Physical extraction: the costs.
Extracting physical gold from a mine takes hard work and requires significant investment, energy consumption and use of labour. It starts with an exploratory phase
which can last for up to ten years, and is regarded as an investment with the aim that it will eventually recover the incurred costs and generate profit. It is far from guaranteed that the results of this activity will be economically viable, as just around 0.1% of areas under consideration turn out to be an actual mine.
The second phase consists of the construction of a structure that is able to extract the material. Often the cost-effectiveness of such a structure is uncertain because, on average, just 10% of active devices produce the amount of gold needed to justify the investment.
Once the effective economic viability of the site has been evaluated, it is necessary to apply for a national licence in order to build the actual mine and thus proceed to the extraction phase. The application necessitates a long and bureaucratic process, which is often influenced by the social and organisational conditions of the country where the operation is taking place. This process can take as long as five years to be carried out, without any certainty that the licence to work will be obtained.

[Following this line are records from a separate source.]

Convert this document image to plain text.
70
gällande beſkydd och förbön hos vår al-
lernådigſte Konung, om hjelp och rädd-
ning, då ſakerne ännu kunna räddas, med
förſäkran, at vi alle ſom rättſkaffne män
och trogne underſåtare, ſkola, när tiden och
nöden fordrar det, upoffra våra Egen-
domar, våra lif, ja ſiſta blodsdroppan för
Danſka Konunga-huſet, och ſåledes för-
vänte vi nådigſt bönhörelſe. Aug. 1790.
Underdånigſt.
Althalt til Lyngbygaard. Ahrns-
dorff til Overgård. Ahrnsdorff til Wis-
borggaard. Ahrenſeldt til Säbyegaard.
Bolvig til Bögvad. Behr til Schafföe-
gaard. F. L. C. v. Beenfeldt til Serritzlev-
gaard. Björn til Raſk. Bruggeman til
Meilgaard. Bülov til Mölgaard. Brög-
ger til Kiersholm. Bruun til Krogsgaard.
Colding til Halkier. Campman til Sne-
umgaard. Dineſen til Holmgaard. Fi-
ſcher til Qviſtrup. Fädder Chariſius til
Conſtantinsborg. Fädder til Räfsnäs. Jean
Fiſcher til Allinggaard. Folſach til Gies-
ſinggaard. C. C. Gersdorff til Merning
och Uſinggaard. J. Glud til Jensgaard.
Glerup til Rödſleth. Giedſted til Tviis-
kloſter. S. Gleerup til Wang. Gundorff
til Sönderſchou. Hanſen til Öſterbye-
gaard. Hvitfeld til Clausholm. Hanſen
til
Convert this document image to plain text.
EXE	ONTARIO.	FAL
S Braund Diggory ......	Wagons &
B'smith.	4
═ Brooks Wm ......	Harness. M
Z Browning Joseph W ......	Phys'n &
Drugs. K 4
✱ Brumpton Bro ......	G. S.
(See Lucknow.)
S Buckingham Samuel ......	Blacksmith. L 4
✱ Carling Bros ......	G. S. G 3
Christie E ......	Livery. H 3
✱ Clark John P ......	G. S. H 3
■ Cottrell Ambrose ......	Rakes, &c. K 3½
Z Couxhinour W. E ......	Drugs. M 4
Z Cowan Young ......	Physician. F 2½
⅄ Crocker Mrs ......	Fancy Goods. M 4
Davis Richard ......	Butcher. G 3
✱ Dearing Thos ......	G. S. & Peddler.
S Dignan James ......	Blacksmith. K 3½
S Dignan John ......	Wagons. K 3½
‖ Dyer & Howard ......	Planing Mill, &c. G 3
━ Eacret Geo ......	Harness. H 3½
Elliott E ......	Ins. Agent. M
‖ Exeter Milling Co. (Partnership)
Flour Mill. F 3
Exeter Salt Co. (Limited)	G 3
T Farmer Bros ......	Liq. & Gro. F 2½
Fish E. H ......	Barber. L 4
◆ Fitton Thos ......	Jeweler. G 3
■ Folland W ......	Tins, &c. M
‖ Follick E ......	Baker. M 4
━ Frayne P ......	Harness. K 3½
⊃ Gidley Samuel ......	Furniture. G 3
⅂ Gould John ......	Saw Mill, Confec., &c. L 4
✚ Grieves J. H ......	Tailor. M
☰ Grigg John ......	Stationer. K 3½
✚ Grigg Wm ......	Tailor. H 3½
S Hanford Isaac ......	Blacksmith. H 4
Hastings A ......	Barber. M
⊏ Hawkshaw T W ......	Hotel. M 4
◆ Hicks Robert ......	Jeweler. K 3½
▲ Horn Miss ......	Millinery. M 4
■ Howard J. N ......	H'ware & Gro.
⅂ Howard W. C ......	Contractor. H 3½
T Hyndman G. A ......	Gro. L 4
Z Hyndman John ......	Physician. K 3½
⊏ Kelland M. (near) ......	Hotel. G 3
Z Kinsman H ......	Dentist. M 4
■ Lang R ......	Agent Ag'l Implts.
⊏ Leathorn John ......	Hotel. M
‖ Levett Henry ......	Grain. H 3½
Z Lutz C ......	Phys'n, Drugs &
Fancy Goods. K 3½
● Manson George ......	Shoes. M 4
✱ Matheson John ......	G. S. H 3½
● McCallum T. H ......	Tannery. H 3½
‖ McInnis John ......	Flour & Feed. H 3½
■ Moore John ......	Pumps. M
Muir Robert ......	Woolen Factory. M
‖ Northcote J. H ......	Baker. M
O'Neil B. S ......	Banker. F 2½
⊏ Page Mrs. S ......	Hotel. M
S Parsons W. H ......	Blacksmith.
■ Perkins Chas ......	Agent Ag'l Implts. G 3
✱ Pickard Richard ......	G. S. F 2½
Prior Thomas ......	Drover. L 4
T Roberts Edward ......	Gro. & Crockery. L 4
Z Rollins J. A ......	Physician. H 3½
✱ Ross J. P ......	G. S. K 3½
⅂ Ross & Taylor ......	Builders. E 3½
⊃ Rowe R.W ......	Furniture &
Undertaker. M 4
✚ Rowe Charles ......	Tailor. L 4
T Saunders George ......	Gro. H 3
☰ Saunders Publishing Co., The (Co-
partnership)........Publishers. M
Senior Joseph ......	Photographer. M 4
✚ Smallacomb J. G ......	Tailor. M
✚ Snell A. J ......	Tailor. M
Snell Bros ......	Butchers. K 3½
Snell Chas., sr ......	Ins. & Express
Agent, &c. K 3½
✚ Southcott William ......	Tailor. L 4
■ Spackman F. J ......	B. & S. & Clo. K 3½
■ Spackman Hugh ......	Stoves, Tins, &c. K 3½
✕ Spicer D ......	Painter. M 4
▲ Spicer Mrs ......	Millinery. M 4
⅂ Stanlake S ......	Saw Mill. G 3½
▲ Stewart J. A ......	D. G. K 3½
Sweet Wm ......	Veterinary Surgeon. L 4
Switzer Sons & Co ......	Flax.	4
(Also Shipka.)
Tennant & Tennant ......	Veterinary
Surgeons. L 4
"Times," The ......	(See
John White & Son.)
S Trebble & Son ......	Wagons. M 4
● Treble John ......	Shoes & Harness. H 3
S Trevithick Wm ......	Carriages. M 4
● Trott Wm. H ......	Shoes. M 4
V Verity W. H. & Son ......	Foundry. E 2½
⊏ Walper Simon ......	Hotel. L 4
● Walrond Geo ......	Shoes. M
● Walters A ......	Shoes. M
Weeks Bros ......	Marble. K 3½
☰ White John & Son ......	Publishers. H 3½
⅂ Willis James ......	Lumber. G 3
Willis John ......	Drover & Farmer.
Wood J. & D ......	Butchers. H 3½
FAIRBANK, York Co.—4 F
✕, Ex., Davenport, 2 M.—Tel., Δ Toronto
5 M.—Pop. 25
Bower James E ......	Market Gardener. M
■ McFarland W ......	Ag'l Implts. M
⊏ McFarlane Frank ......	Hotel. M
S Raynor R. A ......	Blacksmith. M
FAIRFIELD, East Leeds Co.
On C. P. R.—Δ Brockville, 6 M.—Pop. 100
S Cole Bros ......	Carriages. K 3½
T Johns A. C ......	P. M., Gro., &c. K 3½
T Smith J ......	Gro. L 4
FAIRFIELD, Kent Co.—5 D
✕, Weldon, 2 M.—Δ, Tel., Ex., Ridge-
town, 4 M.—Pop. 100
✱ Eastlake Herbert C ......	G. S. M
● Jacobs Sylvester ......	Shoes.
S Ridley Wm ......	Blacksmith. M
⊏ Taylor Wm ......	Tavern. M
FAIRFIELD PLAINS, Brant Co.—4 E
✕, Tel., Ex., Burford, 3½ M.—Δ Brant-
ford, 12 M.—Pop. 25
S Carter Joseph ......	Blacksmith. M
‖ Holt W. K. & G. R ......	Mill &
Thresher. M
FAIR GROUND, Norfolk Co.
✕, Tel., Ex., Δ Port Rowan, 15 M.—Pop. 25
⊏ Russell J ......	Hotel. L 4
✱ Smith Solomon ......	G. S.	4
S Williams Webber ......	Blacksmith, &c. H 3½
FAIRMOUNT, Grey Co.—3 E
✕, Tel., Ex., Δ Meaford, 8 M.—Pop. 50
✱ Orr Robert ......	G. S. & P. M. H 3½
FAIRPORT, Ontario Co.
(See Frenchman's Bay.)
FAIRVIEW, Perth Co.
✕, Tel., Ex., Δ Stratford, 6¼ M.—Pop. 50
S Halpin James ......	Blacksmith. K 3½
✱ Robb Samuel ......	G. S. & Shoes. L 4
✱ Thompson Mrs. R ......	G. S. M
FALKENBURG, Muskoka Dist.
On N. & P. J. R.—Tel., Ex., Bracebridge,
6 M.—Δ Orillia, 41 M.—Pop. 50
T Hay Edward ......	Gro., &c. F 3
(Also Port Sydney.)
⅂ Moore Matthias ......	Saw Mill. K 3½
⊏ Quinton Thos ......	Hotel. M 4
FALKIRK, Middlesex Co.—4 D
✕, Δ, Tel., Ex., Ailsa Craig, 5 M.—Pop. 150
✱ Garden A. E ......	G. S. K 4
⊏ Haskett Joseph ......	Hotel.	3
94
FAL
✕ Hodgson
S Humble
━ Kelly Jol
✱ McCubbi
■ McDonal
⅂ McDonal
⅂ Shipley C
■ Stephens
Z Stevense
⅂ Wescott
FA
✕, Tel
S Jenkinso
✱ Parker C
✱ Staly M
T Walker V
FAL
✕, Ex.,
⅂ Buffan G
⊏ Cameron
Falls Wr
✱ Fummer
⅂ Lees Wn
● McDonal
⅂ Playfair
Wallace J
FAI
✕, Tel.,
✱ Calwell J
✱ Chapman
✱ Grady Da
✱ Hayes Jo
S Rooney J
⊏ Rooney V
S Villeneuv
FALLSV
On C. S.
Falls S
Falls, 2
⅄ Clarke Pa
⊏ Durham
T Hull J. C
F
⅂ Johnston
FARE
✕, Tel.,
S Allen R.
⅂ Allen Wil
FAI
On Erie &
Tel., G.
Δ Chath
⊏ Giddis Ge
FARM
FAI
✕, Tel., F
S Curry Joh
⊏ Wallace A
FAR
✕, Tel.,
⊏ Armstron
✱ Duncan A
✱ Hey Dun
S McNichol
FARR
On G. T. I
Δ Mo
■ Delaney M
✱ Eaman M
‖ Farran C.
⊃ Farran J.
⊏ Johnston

Once the procedure for the application has been concluded and the licence obtained, the physical extraction of fragments of earth and rocks containing gold can commence. The ‘average life’ of a mine until its depletion tends to be between ten and thirty years; once the mine’s production cycle has come to an end and all the raw material has been extracted, the structure will be completely demolished through a process that usually lasts between one and five years.
The final stage of the gold production cycle is the reclamation of the lands upon which the activity has been carried out. This operation is essential in order to avoid significant damages to the nappes and the surrounding vegetation. This process may require a further five years to be fully implemented and comes with significant costs.
Hopefully, the general framework explained above clarifies each step of the process, the reasons why gold mining as a business requires significant investment and a long-term operational perspective, and why profit projections remain uncertain.